RCEs from The Netherlands and Germany join hands to connect Youth to the outdoors

This article is based on a report submitted by Detlef Lindau-Bank.

ACEWild (Alternative Curriculum Education out of the Wild) is an initiative that shows schools with pupils aged 11-16, how they can support disadvantaged or more vulnerable young people in gaining experiences, qualifications and work opportunities in the outdoors. The aim is to connect these young people to the environment. The focus of this project is on Vocational Education, Learning and Training. ACEWild is an Erasmus funded project with partners from the UK, the Netherlands and Germany.

The first meeting in Norfolk, in November 2014, and the second meeting in the Netherlands (RCE Rhine-Meuse), in April 2015, were good opportunities to explore the principles behind the guiding idea of the project.  During the kick-off meeting project members shared their experiences, ethos, and current methodologies for evaluating impact. They also discussed the role of outdoor learning in general, environmental education and education for sustainability in the context of their work. This was put in a practical context with the groups that ACEWild is targeting such as vulnerable students, those demonstrating ‘challenging behaviour’; those that do (or will) struggle with the traditional curriculum and are (or will) be at risk of becoming NEET (not in education employment or training).  

Project members recognised that there were differences in opinions about methods applied and how a programme and ‘replicable model’ could look like in each country. Every country had a different starting point in terms of education in the area. Everyone agreed that it was important to implement the project in such a way that would account for this, without losing focus of the original concept and idea.
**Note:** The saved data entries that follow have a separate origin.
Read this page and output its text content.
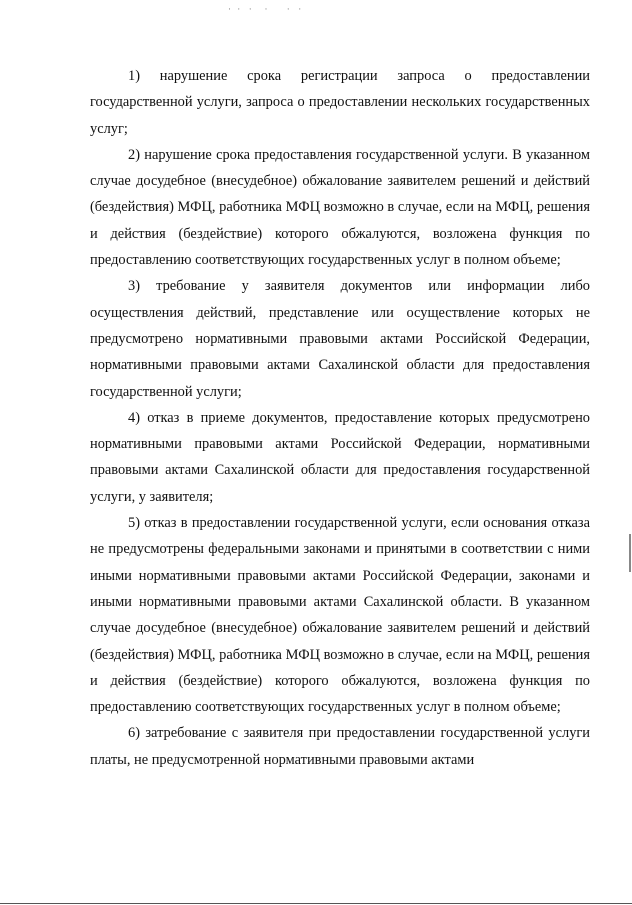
· · ·  ·   · ·

1) нарушение срока регистрации запроса о предоставлении государственной услуги, запроса о предоставлении нескольких государственных услуг;

2) нарушение срока предоставления государственной услуги. В указанном случае досудебное (внесудебное) обжалование заявителем решений и действий (бездействия) МФЦ, работника МФЦ возможно в случае, если на МФЦ, решения и действия (бездействие) которого обжалуются, возложена функция по предоставлению соответствующих государственных услуг в полном объеме;

3) требование у заявителя документов или информации либо осуществления действий, представление или осуществление которых не предусмотрено нормативными правовыми актами Российской Федерации, нормативными правовыми актами Сахалинской области для предоставления государственной услуги;

4) отказ в приеме документов, предоставление которых предусмотрено нормативными правовыми актами Российской Федерации, нормативными правовыми актами Сахалинской области для предоставления государственной услуги, у заявителя;

5) отказ в предоставлении государственной услуги, если основания отказа не предусмотрены федеральными законами и принятыми в соответствии с ними иными нормативными правовыми актами Российской Федерации, законами и иными нормативными правовыми актами Сахалинской области. В указанном случае досудебное (внесудебное) обжалование заявителем решений и действий (бездействия) МФЦ, работника МФЦ возможно в случае, если на МФЦ, решения и действия (бездействие) которого обжалуются, возложена функция по предоставлению соответствующих государственных услуг в полном объеме;

6) затребование с заявителя при предоставлении государственной услуги платы, не предусмотренной нормативными правовыми актами
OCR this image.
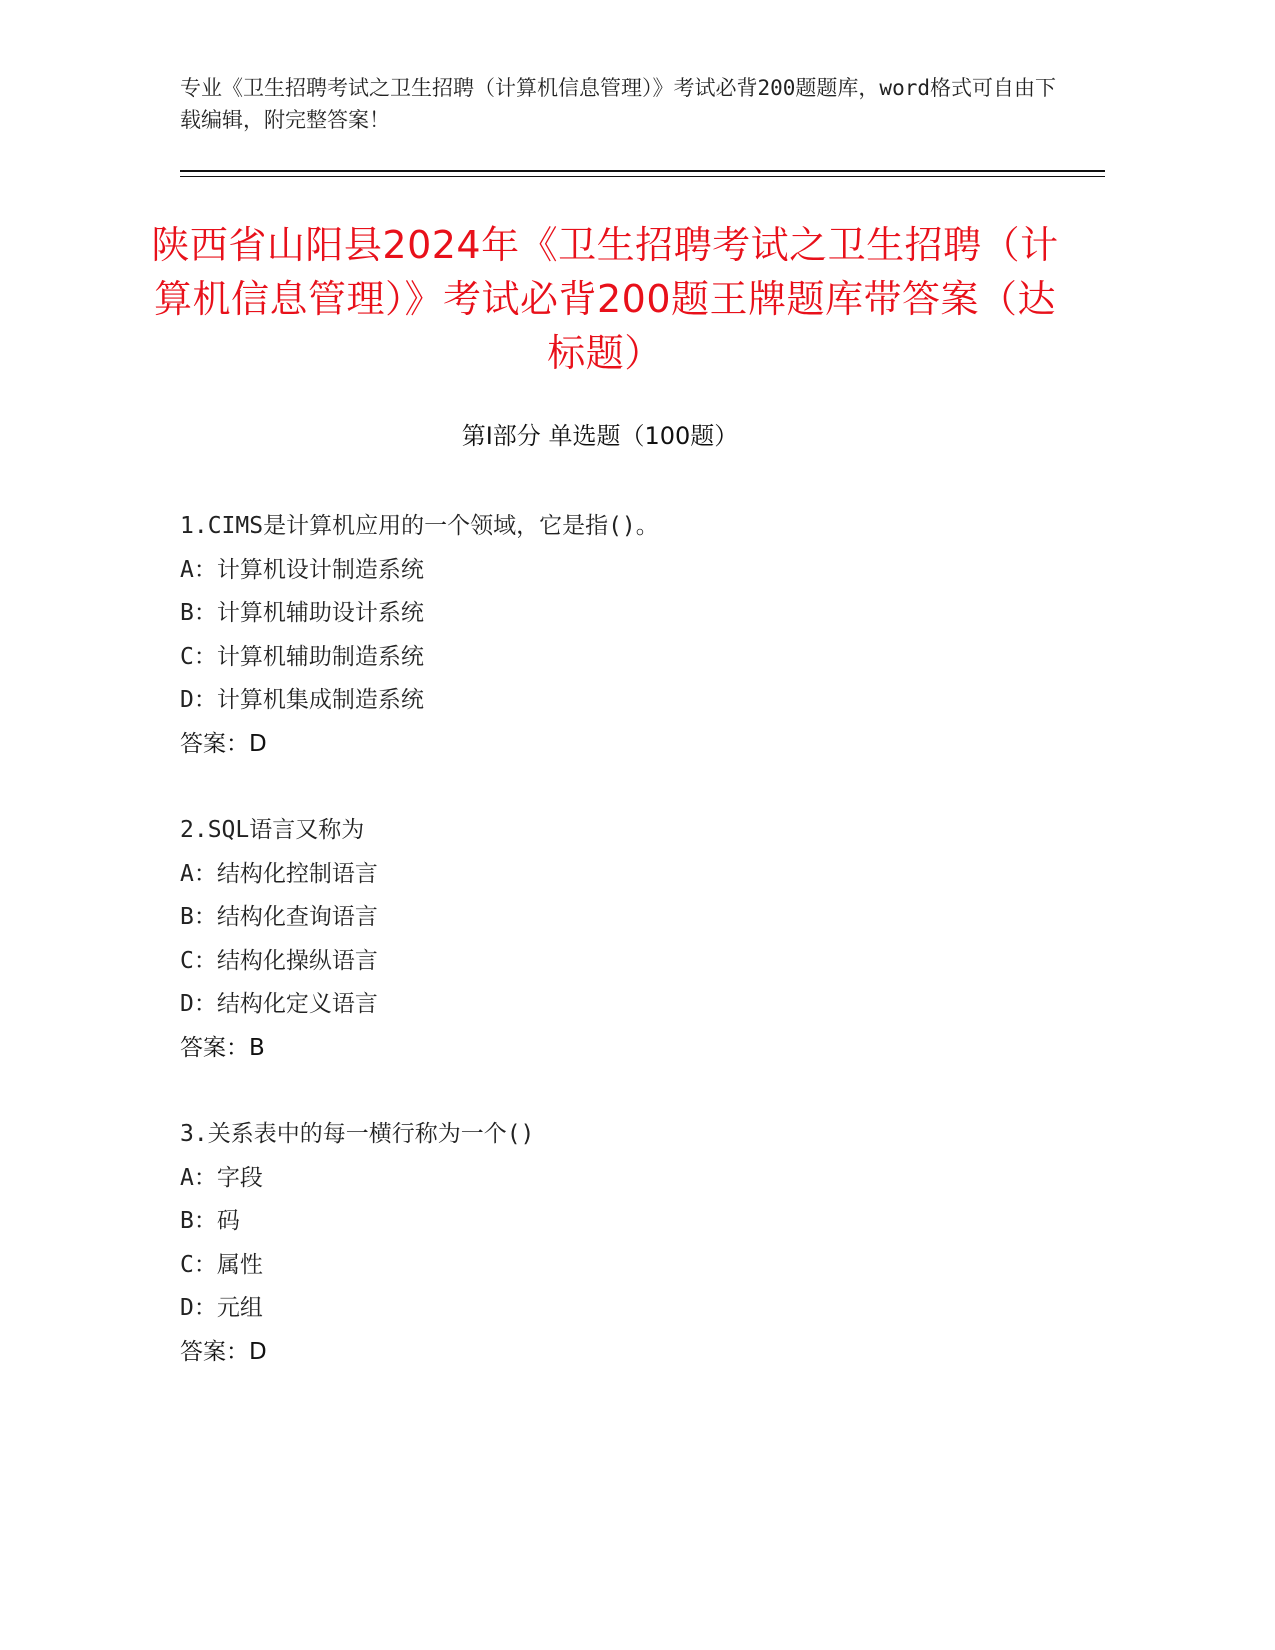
专业《卫生招聘考试之卫生招聘（计算机信息管理）》考试必背200题题库，word格式可自由下载编辑，附完整答案！
陕西省山阳县2024年《卫生招聘考试之卫生招聘（计算机信息管理）》考试必背200题王牌题库带答案（达标题）
第Ⅰ部分 单选题（100题）
1.CIMS是计算机应用的一个领域，它是指()。
A：计算机设计制造系统
B：计算机辅助设计系统
C：计算机辅助制造系统
D：计算机集成制造系统
答案：D
2.SQL语言又称为
A：结构化控制语言
B：结构化查询语言
C：结构化操纵语言
D：结构化定义语言
答案：B
3.关系表中的每一横行称为一个()
A：字段
B：码
C：属性
D：元组
答案：D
All partners analysed their activities using action research methodology and developed a summary presentation analysing the impact of the programme. A case study format was developed to help share best practices and disseminate the programme benefits widely. All partners were encouraged to use this as a starting point for developing their own case studies. During the second meeting, participants discussed, developed and shared several evaluation tools which can be found on the ACEWild website. 

Recently, a third meeting took place at RCE Oldenburger Münsterland (Vechta, Germany) where all partners presented their first results. It showed that the evaluation tools were not only reasonable but also implementable. The results of the outdoor activities seemed positive and definitely worth further evaluation over a longer period of time. Observations showed that the students did improve in confidence. Emotional wellbeing however was hard to measure. Overall students improved their speaking and listening skills and their cooperative way of interacting.

In summary the outdoor learning courses seemed to have had an impact on the well-being, behaviour, and mindset of the pupils. The evaluation provided evidence that the programme seemed to work for young people with challenging behaviours. The project is to be continued.